Le fait d’écrire un scénario d’une manière
un peu théorique est quelque chose de très compliqué. Pour surmonter
ce problème, à l’exemple de Hergé dans Tintin au pays des soviets
ou plus récemment de Lewis Trondheim et de son Lapinot, je me suis
lancé dans cette histoire directement au dessin, page par page,
avec en tête seulement le profil des principaux personnages. L’histoire
s’est donc construite au fur et à mesure : à partir de la situation
de départ, tout s’est enchaîné de manière assez naturelle et finalement
les réactions des personnages s’imposaient d’elles-mêmes. C’est
d’ailleurs un phénomène plutôt singulier.

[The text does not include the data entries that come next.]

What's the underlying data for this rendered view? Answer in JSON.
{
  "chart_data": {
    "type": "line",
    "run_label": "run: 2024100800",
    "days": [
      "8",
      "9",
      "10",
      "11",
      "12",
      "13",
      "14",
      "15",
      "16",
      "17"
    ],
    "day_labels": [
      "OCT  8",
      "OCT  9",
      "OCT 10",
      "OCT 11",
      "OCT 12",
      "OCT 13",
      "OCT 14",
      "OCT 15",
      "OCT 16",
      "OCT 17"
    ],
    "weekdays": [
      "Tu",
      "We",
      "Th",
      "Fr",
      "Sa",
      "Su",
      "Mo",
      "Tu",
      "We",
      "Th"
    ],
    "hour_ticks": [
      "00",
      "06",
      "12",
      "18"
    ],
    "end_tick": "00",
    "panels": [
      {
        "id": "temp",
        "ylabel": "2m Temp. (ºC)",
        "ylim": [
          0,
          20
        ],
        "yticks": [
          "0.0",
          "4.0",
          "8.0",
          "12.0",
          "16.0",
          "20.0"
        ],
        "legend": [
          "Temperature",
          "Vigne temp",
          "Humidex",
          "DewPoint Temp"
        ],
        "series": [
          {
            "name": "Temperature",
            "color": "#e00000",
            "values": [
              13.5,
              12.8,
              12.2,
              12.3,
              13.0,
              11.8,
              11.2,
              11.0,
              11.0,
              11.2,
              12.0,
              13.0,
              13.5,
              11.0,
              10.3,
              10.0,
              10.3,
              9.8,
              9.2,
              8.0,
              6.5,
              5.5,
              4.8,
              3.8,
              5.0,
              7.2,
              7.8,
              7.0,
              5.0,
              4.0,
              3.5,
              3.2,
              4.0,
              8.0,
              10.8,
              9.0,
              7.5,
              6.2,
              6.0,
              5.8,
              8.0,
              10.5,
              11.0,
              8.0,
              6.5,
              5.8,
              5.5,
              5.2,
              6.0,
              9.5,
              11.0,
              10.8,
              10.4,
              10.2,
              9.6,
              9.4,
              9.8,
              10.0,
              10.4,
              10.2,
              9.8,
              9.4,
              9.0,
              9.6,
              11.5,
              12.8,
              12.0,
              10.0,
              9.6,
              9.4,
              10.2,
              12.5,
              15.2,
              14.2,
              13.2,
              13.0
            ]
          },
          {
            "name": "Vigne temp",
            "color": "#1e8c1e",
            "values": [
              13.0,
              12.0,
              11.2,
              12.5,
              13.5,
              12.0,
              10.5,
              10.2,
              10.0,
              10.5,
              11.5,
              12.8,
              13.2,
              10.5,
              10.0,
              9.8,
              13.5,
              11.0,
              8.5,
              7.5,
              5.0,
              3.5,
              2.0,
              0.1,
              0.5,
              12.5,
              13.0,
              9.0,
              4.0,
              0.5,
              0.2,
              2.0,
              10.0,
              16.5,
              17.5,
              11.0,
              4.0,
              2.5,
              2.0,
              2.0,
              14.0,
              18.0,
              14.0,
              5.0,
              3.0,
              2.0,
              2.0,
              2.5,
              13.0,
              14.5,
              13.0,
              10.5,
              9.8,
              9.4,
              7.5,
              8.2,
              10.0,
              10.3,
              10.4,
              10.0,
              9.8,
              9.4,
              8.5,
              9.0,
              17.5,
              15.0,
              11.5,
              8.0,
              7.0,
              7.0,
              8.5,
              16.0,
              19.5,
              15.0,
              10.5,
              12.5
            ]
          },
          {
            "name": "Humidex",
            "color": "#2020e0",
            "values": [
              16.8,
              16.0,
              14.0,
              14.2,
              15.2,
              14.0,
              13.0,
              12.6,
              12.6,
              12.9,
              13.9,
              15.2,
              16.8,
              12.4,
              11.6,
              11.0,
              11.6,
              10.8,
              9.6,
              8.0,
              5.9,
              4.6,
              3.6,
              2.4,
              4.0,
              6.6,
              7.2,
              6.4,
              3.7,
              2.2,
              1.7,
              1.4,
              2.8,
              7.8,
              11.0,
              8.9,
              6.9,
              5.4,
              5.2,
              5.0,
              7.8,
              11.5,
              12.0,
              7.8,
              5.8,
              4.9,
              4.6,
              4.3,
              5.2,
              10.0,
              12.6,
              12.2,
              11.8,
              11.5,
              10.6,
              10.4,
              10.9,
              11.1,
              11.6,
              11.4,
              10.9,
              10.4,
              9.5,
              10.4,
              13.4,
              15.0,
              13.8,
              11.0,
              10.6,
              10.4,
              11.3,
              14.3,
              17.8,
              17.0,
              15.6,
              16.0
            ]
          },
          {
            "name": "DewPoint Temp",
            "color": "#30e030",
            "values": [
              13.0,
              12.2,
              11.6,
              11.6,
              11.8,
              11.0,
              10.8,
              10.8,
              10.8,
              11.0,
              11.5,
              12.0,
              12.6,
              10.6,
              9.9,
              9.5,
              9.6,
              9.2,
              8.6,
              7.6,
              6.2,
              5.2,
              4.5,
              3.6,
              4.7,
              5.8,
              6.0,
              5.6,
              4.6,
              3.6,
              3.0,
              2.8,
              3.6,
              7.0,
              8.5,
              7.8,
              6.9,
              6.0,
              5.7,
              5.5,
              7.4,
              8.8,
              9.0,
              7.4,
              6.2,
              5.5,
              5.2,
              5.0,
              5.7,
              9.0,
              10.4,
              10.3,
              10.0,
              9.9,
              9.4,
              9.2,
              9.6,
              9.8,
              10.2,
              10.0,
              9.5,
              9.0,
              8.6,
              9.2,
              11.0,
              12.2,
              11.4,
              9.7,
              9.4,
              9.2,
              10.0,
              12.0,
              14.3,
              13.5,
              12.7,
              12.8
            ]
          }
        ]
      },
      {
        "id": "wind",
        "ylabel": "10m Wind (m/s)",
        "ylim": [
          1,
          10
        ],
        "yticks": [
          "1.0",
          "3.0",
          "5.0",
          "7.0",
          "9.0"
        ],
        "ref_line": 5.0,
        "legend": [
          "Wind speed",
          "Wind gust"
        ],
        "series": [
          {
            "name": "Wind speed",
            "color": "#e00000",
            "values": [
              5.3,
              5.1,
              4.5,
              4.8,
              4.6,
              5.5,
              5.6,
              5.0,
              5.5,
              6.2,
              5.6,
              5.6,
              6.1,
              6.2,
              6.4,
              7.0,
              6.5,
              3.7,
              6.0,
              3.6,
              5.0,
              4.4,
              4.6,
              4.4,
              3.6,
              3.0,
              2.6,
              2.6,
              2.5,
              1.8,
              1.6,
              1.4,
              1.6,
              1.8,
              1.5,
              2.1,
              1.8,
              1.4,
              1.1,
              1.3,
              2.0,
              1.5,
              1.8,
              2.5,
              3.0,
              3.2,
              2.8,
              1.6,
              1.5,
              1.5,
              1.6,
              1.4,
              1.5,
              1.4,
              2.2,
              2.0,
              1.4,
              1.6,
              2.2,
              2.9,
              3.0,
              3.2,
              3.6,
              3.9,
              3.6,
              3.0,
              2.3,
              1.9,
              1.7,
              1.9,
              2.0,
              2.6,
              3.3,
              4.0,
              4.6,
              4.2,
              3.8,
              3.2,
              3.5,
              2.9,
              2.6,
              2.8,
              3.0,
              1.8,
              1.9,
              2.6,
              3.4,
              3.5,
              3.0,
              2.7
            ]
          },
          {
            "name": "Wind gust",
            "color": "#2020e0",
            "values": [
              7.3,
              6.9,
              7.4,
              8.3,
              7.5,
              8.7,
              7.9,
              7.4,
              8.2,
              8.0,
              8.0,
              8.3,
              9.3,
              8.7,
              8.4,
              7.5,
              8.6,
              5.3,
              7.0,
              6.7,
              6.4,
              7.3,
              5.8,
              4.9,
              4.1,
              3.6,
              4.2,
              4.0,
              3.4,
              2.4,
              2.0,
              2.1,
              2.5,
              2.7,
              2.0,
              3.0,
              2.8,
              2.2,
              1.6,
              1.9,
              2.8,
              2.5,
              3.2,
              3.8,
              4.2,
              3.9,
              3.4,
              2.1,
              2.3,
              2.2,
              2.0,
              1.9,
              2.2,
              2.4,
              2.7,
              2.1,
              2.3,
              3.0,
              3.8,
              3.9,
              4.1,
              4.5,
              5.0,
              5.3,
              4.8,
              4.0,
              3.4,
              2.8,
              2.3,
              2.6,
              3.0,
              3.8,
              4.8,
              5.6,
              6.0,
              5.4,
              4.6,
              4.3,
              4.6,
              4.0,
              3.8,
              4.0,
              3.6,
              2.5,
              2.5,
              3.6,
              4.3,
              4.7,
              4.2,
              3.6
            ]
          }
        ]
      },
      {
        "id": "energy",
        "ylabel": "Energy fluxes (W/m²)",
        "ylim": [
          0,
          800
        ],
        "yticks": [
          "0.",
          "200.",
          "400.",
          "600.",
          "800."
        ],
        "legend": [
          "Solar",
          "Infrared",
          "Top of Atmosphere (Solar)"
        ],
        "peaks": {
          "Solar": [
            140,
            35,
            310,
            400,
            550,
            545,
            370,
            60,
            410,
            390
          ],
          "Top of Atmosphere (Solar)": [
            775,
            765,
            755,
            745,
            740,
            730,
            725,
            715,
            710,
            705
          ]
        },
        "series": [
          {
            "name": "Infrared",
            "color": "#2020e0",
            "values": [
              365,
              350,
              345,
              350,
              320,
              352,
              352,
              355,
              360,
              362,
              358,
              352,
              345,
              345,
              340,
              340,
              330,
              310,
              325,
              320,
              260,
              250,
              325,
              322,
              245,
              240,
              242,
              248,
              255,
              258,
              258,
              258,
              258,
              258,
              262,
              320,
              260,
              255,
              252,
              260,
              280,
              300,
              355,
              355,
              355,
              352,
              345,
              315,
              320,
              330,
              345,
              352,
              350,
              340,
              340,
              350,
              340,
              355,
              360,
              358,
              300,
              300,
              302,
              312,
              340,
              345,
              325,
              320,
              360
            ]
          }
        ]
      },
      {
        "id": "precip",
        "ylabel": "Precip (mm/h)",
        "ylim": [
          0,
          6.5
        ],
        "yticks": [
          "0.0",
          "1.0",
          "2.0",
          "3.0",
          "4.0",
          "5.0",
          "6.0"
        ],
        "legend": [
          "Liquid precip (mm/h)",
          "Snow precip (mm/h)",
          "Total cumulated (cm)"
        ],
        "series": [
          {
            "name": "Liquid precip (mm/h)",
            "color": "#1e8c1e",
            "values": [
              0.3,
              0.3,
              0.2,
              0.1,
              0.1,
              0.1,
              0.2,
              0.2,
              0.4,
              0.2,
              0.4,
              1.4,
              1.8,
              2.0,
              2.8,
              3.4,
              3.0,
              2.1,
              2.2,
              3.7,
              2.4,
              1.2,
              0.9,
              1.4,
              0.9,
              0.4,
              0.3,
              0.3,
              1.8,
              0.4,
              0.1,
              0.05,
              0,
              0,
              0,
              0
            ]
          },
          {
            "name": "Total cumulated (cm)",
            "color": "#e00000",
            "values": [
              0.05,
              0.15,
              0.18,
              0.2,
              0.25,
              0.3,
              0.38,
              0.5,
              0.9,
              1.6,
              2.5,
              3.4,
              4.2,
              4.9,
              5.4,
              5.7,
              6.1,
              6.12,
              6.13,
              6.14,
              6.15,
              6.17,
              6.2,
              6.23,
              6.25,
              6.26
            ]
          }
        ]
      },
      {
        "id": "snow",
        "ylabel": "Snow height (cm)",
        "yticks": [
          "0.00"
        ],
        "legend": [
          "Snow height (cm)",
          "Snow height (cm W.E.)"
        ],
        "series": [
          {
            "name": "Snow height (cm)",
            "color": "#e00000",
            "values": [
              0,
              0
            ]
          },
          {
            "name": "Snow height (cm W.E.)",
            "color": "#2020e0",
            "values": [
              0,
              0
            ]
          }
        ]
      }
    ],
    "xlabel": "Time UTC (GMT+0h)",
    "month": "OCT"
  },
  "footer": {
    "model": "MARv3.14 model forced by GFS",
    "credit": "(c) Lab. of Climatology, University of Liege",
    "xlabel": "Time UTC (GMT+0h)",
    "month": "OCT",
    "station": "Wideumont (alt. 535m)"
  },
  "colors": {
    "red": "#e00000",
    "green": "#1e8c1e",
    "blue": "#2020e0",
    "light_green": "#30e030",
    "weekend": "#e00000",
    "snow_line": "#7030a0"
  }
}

Je me suis donc arrêté
quand la chaîne des événements liée à la situation de départ s’est
épuisée.
Que
s’est-il passé entre Fluide Glacial en 1995 et Démonax en 2006 au
niveau bande dessinée ?
Rien au niveau bande dessinée.
Mais tellement de choses dans d’autres domaines.
Et
après Démonax, quel sera votre prochain projet dans le monde de
la BD ?
J’ai deux projets en cours. Je ne sais
pas s’ils aboutiront.
Démonax
est en noir et blanc ce qui lui va très bien. S’agit-il de votre
technique de prédilection ou envisagez vous des BD en couleurs ?
Il me semble que la technique utilisée
doit être au service de l’esprit qui se dégage de l’histoire. Ce
n’est pas un scoop, mais il faut bien reconnaître que ce n’est pas
non plus une condition faisant l’objet de toutes les attentions
dans la bande dessinée. Bon nombre d’albums sont coloriés pour mieux
présenter, avoir une meilleure visibilité. Ce n’est pas un mauvais
calcul, commercialement parlant : si vous saviez combien de gens
m’ont fait remarquer que mon album n’avait pas l’air fini sans couleurs.
C’est vrai aussi que dans beaucoup de cas, ça n’a pas vraiment d’importance.
Mais dans Démonax, il me semble que le noir et blanc et l’utilisation
raisonnée de graphismes participent à créer une ambiance. Ce n’est
donc pas un choix par défaut. Pour d’autres projets, j’espère bien
me servir d’autres ressources, dont la couleur bien sûr.